Prescriptions for Boredom: Take Two a Day
By Ruth Ada Clark$16.99
In the wildly colorful custom of storytelling from the Midwest, Prescriptions for Boredom brings to life many fanciful, eccentric, and earthy characters, from great-grandma Celie LeFlambeau wearing army fatigues when she died and being buried as an “Unknown Soldier” by those who knew her best in her small town, to Uncle Pud whose wartime wounds took away his face but left him with uncanny ability to inspire those around him.
Clark conveys a feeling of the oral storytelling tradition, as if the words have been handed down over generations family history right alongside Indian tales that waver at the edge of the unreal at once entertaining and culturally significant.

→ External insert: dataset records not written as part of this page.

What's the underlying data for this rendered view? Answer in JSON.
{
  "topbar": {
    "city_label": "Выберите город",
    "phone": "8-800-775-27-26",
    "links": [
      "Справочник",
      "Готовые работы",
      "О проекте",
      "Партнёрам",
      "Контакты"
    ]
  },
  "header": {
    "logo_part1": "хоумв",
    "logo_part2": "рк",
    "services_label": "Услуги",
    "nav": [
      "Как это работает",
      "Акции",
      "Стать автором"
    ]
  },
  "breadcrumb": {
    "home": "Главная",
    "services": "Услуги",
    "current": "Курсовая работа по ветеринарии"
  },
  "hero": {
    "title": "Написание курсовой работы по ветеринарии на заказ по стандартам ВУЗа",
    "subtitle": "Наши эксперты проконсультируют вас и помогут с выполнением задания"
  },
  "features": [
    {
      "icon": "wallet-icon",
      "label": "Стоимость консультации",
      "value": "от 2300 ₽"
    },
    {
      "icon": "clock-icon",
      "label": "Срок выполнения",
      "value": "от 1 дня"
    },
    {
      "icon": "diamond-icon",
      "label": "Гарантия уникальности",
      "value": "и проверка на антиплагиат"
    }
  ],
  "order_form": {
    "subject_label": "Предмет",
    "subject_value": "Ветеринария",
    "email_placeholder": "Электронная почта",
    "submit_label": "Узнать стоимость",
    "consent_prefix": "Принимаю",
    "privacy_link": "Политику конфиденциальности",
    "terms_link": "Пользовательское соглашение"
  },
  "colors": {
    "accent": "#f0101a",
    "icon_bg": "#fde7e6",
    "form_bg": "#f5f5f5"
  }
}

Of the thirty-six superbly descriptive stories herein, twenty are historically accurate while only sixteen are fiction. But as Clark says, “Truth is stranger than fiction, and it’s hard to differentiate between the two!”
Author Bio
Ruth Ada Clark was educated at the University of Dubuque, Loras College and the University of Iowa. Mrs. Clark has written numerous short stories, an operetta, songs for motion pictures, as well as a memoir published in 2011 entitled Beauty in Bent Grass. She has retired from her teaching position, still lives in Iowa, and is still writing. Prescriptions for Boredom is Clark’s second published book.